First Look: Holosun Optics AEMS Reflex Sight
I’m guessing, from the number of features on the new Advanced Enclosed Micro Sight (forever here on known as AEMS, because that’s a lot quicker to type…), that Holosun was trying to see just how many cool features the company could cram into a single reflex sight. Multiple reticles? Check. Auto or manual brightness? Check. Automatic shutoff, with instant-on triggered by motion? Check. Solar or battery power? Check. Ten daylight and two night-vision settings? Check. Want a green dot instead of red? That’s a different AEMS, but check.

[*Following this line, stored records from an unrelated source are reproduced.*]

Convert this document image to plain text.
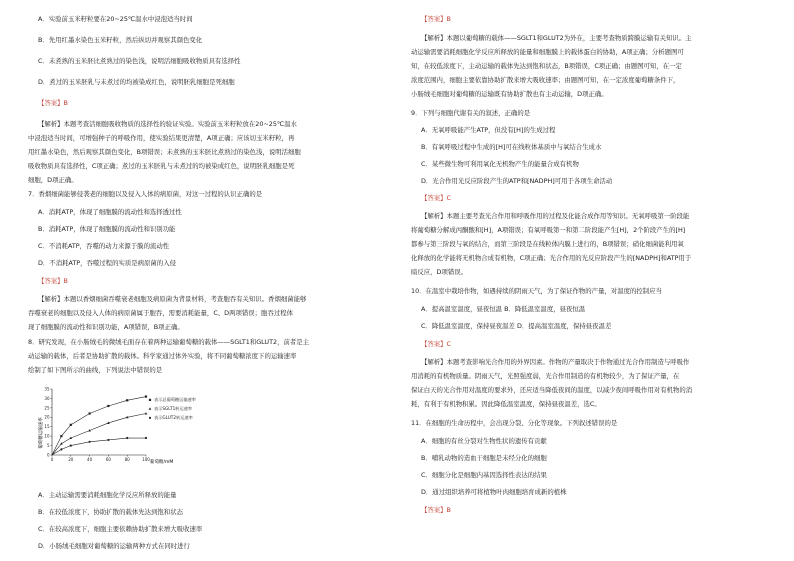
A．实验前玉米籽粒要在20~25℃温水中浸泡适当时间
B．先用红墨水染色玉米籽粒，然后纵切并观察其颜色变化
C．未煮熟的玉米胚比煮熟过的染色浅，说明活细胞吸收物质具有选择性
D．煮过的玉米胚乳与未煮过的均被染成红色，说明胚乳细胞是死细胞
【答案】B
【解析】本题考查活细胞吸收物质的选择性的验证实验。实验前玉米籽粒放在20~25℃温水
中浸泡适当时间，可增强种子的呼吸作用，使实验结果更清楚，A项正确；应该切玉米籽粒，再
用红墨水染色，然后观察其颜色变化，B项错误；未煮熟的玉米胚比煮熟过的染色浅，说明活细胞
吸收物质具有选择性，C项正确；煮过的玉米胚乳与未煮过的均被染成红色，说明胚乳细胞是死
细胞，D项正确。
7．香烟细菌能够侵袭老的细胞以及侵入人体的病原菌，对这一过程的认识正确的是
A．消耗ATP，体现了细胞膜的流动性和选择透过性
B．消耗ATP，体现了细胞膜的流动性和识别功能
C．不消耗ATP，吞噬的动力来源于膜的流动性
D．不消耗ATP，吞噬过程的实质是病原菌的入侵
【答案】B
【解析】本题以香烟细菌吞噬衰老细胞及病原菌为背景材料，考查胞吞有关知识。香烟细菌能够
吞噬衰老的细胞以及侵入人体的病原菌属于胞吞，需要消耗能量，C、D两项错误；胞吞过程体
现了细胞膜的流动性和识别功能，A项错误，B项正确。
8．研究发现，在小肠绒毛的微绒毛面存在着两种运输葡萄糖的载体——SGLT1和GLUT2，前者是主
动运输的载体，后者是协助扩散的载体。科学家通过体外实验，将不同葡萄糖浓度下的运输速率
绘制了如下图所示的曲线，下列说法中错误的是
葡萄糖运输速率
葡萄糖/mM
0	20	40	60	80	100
0
5
10
15
20
25
30
35
表示总葡萄糖运输速率
表示SGLT1转运速率
表示GLUT2转运速率
A．主动运输需要消耗细胞化学反应所释放的能量
B．在较低浓度下，协助扩散的载体先达到饱和状态
C．在较高浓度下，细胞主要依赖协助扩散来增大吸收速率
D．小肠绒毛细胞对葡萄糖的运输两种方式在同时进行
【答案】B
【解析】本题以葡萄糖的载体——SGLT1和GLUT2为外在，主要考查物质跨膜运输有关知识。主
动运输需要消耗细胞化学反应所释放的能量和细胞膜上的载体蛋白的协助，A项正确；分析题图可
知，在较低浓度下，主动运输的载体先达到饱和状态，B项错误，C项正确；由题图可知，在一定
浓度范围内，细胞主要依靠协助扩散来增大吸收速率；由题图可知，在一定浓度葡萄糖条件下，
小肠绒毛细胞对葡萄糖的运输既有协助扩散也有主动运输，D项正确。
9．下列与细胞代谢有关的叙述，正确的是
A．无氧呼吸能产生ATP，但没有[H]的生成过程
B．有氧呼吸过程中生成的[H]可在线粒体基质中与氧结合生成水
C．某些微生物可利用氧化无机物产生的能量合成有机物
D．光合作用光反应阶段产生的ATP和[NADPH]可用于各项生命活动
【答案】C
【解析】本题主要考查光合作用和呼吸作用的过程及化能合成作用等知识。无氧呼吸第一阶段能
将葡萄糖分解成丙酮酸和[H]，A项错误；有氧呼吸第一和第二阶段能产生[H]，2个阶段产生的[H]
都参与第三阶段与氧的结合，而第三阶段是在线粒体内膜上进行的，B项错误；硝化细菌能利用氧
化释放的化学能将无机物合成有机物，C项正确；光合作用的光反应阶段产生的[NADPH]和ATP用于
暗反应，D项错误。
10．在温室中栽培作物，如遇持续的阴雨天气，为了保证作物的产量，对温度的控制应当
A．提高温室温度，昼夜恒温 B．降低温室温度，昼夜恒温
C．降低温室温度，保持昼夜温差 D．提高温室温度，保持昼夜温差
【答案】C
【解析】本题考查影响光合作用的外界因素。作物的产量取决于作物通过光合作用制造与呼吸作
用消耗的有机物质量。阴雨天气，光照强度弱，光合作用制造的有机物较少，为了保证产量，在
保证白天的光合作用对温度的要求外，还应适当降低夜间的温度，以减少夜间呼吸作用对有机物的消
耗，有利于有机物积累。因此降低温室温度，保持昼夜温差，选C。
11．在细胞的生命历程中，会出现分裂、分化等现象。下列叙述错误的是
A．细胞的有丝分裂对生物性状的遗传有贡献
B．哺乳动物的造血干细胞是未经分化的细胞
C．细胞分化是细胞内基因选择性表达的结果
D．通过组织培养可将植物叶肉细胞培育成新的植株
【答案】B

Best of all? It’s a compact package that, despite all of the above, is quite intuitive to use. Sure, you might need to consult the manual to remember exactly which buttons to press to toggle between the three reticles (hint: hold the “-“ button—decrease brightness—for 3 seconds), but it’s a simple learning curve indeed. Add in built-in lens covers, a 1.63-inch tall mount (for 1/3 co-witness, which works quite well as far as my testing has gone) and a super crisp 65-MOA circle/2-MOA dot aiming system, and this is a well-equipped sight indeed.

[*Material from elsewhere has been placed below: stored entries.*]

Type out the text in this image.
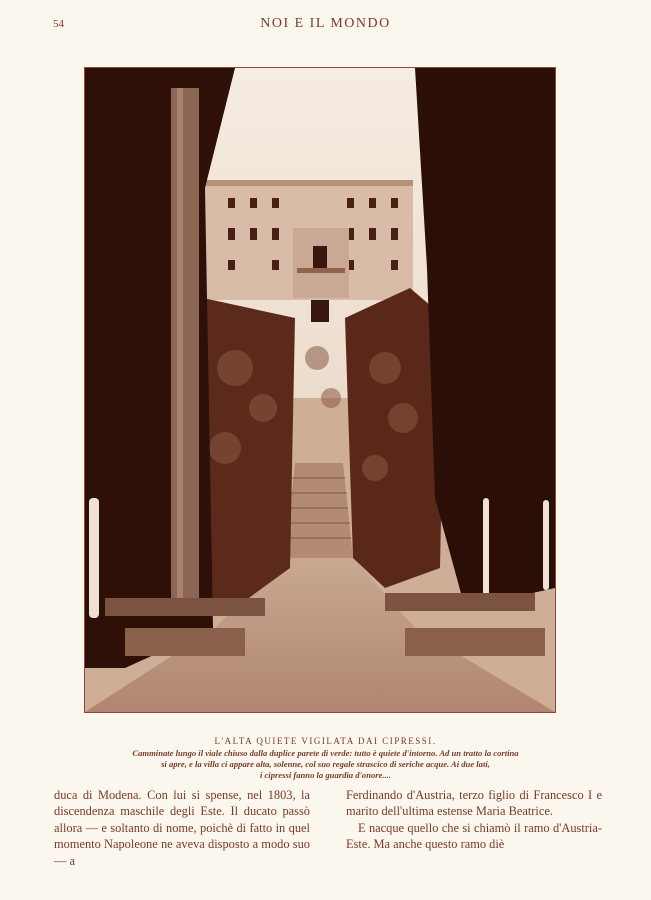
54	NOI E IL MONDO
L'ALTA QUIETE VIGILATA DAI CIPRESSI.
Camminate lungo il viale chiuso dalla duplice parete di verde: tutto è quiete d'intorno. Ad un tratto la cortina
si apre, e la villa ci appare alta, solenne, col suo regale strascico di seriche acque. Ai due lati,
i cipressi fanno la guardia d'onore....

duca di Modena. Con lui si spense, nel 1803, la discendenza maschile degli Este. Il ducato passò allora — e soltanto di nome, poichè di fatto in quel momento Napoleone ne aveva disposto a modo suo — a

Ferdinando d'Austria, terzo figlio di Francesco I e marito dell'ultima estense Maria Beatrice.

E nacque quello che si chiamò il ramo d'Austria-Este. Ma anche questo ramo diè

The AEMS joins the 510 and 512 in Holosun’s rifle-centric reflex sights, as well as Holosun’s more traditional line of red-dot sights for carbines. It’s a clear departure from the standard round-tube dot or open-emitter pistol-based reflex sight, and clearly draws aesthetic inspiration from the angular, closed-emitter pistol dot 509 red-dot. Controls are large, easy-to-access and use and don’t require advanced engineering degrees to master, while windage and elevations changes are made in ½-MOA increments. Sights are pre-zeroed at the factory, so little more than minor tweaks should be needed.

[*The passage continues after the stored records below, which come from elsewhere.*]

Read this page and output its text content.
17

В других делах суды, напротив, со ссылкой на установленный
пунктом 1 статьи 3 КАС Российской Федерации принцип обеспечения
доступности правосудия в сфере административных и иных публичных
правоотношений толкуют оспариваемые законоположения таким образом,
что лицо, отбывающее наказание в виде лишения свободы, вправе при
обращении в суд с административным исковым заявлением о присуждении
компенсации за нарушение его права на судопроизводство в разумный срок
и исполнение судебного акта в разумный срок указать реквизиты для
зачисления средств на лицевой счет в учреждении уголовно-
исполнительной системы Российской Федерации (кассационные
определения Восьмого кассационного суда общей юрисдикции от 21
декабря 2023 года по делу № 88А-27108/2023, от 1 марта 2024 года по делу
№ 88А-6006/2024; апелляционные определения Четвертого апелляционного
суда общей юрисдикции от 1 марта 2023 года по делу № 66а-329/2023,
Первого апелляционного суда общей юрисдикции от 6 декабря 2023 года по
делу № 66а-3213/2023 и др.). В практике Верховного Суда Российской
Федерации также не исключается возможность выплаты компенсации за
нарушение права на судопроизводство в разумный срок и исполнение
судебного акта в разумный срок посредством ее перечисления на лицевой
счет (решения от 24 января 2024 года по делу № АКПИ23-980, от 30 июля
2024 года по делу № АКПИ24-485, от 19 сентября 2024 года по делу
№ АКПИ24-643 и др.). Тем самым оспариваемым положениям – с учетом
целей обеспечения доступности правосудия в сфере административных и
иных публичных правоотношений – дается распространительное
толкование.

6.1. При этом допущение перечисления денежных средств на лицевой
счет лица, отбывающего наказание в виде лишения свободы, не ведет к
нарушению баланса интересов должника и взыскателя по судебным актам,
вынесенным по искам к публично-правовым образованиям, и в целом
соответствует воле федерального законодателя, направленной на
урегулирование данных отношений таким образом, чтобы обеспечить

Exploring the different options on the AEMS, the multiple reticle system and auto/manual brightness are the two most likely areas where folks’ personal preferences will diverge. I’m a fan of circle/dot reticles on defensive carbines, whereas others might prefer the more precise dot and still others like the faster circle. To each their own, right? Auto or manual brightness, well, I’m the first to admit that the technology is smarter than I am, so why not let the AEMS manage brightness?
Everything else is more or less automatic. If you’re shooting outdoors, the solar panel takes care of the power. Low-light conditions? The battery takes over. If you’ve got the AEMS on automatic brightness detection, you don’t even have to adjust the reticle when transitioning from light levels. Even mounting the AEMS is made easier with the clear instruction manual—which lists not only the correct driver (T10), but also the torque (20 in.-lbs.) While you can flip the lens covers down and out of the way, they don’t hinder acquiring the dot at all, so keep them in place protecting the glass.
Should the co-witness not work, Holosun is working on a 1.4-inch mount as an option to lower the AEMS, and has been working with aftermarket companies for other options as well. In any case, though, once the AEMS is mounted on your AR’s rail and dialed in, it should be in for the long haul with little more than infrequent battery changes through the convenient side-mounted tray. If you’re in the market for a solid reflex sight for your carbine, the AEMS should definitely be up for consideration.